After I made the decision to never again fuse exercising with thong-wearing, I also found out that the combination is also simply bad for your health. Tight workout leggings already cut off some air circulation; on its own, that wouldn't be much of a problem. However, coupling that with a G-string might present some issues down there, since thongs already disrupt your vag's healthy balance. Merge that with lack of air circulation, and you've got a prime environment for a build-up of bacteria on your hands.

4. I Can’t Wear Panty Liners With Them

I’m a menstrual cup kind of gal, but on the lighter days of my period, I like to use panty liners. Anyone who has ever used sanitary napkins of any kind will agree with me: it's nearly impossible to pair them with a thong. Even the ones that are supposedly designed to cohabit with stringy underwear end up bunching up in weird ways, rendering themselves totally useless.

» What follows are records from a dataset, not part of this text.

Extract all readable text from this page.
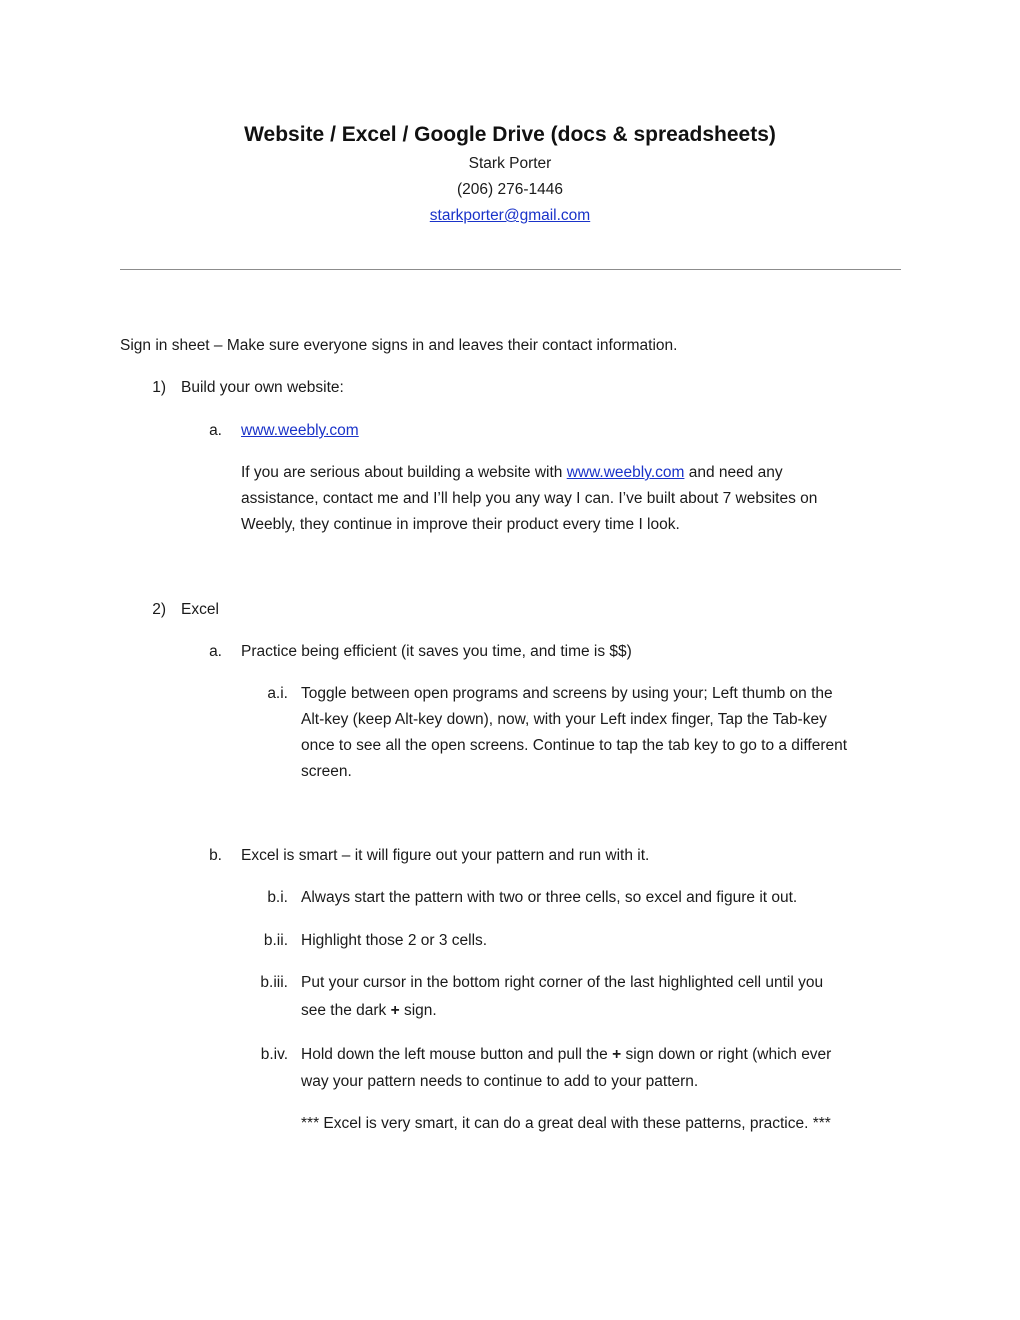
Website / Excel / Google Drive (docs & spreadsheets)
Stark Porter
(206) 276-1446
starkporter@gmail.com
Sign in sheet – Make sure everyone signs in and leaves their contact information.
1) Build your own website:
a. www.weebly.com
If you are serious about building a website with www.weebly.com and need any
assistance, contact me and I’ll help you any way I can. I’ve built about 7 websites on
Weebly, they continue in improve their product every time I look.
2) Excel
a. Practice being efficient (it saves you time, and time is $$)
a.i. Toggle between open programs and screens by using your; Left thumb on the
Alt-key (keep Alt-key down), now, with your Left index finger, Tap the Tab-key
once to see all the open screens. Continue to tap the tab key to go to a different
screen.
b. Excel is smart – it will figure out your pattern and run with it.
b.i. Always start the pattern with two or three cells, so excel and figure it out.
b.ii. Highlight those 2 or 3 cells.
b.iii. Put your cursor in the bottom right corner of the last highlighted cell until you
see the dark + sign.
b.iv. Hold down the left mouse button and pull the + sign down or right (which ever
way your pattern needs to continue to add to your pattern.
*** Excel is very smart, it can do a great deal with these patterns, practice. ***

In addition to these logistical errors, there are medical reasons that deter me from mixing the two. Dr. Rabin says that the pH levels of your vag are thrown off a little when you're menstruating, so your likelihood of catching an infection increases. It's not a good idea to put a thong down there when your lady parts are already that vulnerable and double your risk.

5. They Smell Gross & Get Weird Stains

Look, if you wear a thong for several hours at a time, that means the string sits along your anus for several hours at a time. We're all familiar with what happens in that area of the body. You can't expect a garment to be in that region for that long and come out smelling like roses, can you?

I won't lie, there have been laundry days in my lifetime when I pick up a G-string and immediately cringe at the scent of it. I've also seen some stains on the back string that are far from pleasant. Although hardly anyone talks about it, these are just natural parts of the thong experience, parts that I don't really feel like dealing with anymore.

6. I Feel Much Sexier In Other Underwear Now

I used to think that thongs were the absolute sexiest. Early on in my dating career I was convinced that there was nothing more attractive mid-hookup than a thong string peeking out. Whether this was actually true in the minds of my love interests I'll never know. But as I got older, that didn't matter to me anymore. Instead of trying to accommodate others, I started to ask myself what kind of underwear I liked best.

I experimented with just about every kind of undergarment known to womankind, eventually figuring out what it was that made me feel sexiest. Lacy boyshorts and basic full-coverage pieces are at the top of my list. So is going commando. But a thong? I definitively decided that they're not for me. So I happily tossed them all out. I know I don't speak for all women when I say thongs are the worst panties ever invented, but I'm glad I finally came to my own conclusion.